In the State Council held at the Royal Palace on Friday, the last before the summer, it was decided that Norway shall resume awarding the War Cross for military gallantry. The War Cross is first on the list of the Norwegian decorations and has not been awarded since 1949.
The War Cross was instituted by King Haakon VII on 23 May 1941 and was originally given for both military and civilian gallantry. After the institution of Haakon VII’s Freedom Cross in 1945, the War Cross was limited to military deeds. The War Cross was given to 273 people; 147 of them Norwegians. If a person was awarded the War Cross a second time, a sword was added to it.
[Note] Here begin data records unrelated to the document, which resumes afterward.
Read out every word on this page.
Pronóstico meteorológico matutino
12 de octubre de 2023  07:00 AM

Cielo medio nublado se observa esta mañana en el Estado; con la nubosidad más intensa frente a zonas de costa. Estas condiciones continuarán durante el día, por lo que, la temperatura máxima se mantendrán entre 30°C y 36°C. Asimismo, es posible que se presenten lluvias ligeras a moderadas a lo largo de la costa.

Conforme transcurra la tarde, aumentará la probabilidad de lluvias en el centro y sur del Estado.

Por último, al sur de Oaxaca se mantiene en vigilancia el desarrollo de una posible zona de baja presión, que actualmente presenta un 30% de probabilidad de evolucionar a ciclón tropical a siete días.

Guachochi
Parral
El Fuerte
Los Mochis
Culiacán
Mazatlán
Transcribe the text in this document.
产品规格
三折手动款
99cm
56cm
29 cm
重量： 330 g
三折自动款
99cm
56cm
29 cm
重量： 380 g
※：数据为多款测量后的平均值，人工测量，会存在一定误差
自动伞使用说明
Gunnar Sønsteby, now 91, is the only person to have the War Cross with three swords, meaning that he has received the War Cross four times. Sønsteby has been among those speaking up in favour of resuming awards of the War Cross. It will now be possibly to award the War Cross to surviving veterans, but also posthumously to dead resistance fighters and to soldiers taking part in the wars Norway have been involved with in the last decade.
It has in recent years been commented upon the fact that no Communist partisans were awarded the War Cross after the Second World War. In Klassekampen on Saturday the Minister of Finance, Kristin Halvorsen, mentioned Asbjørn Sunde, the leader of the so-called “Osvald Group”, a group of Communist resistance fighters, as one person who may now be awarded the War Cross posthumously.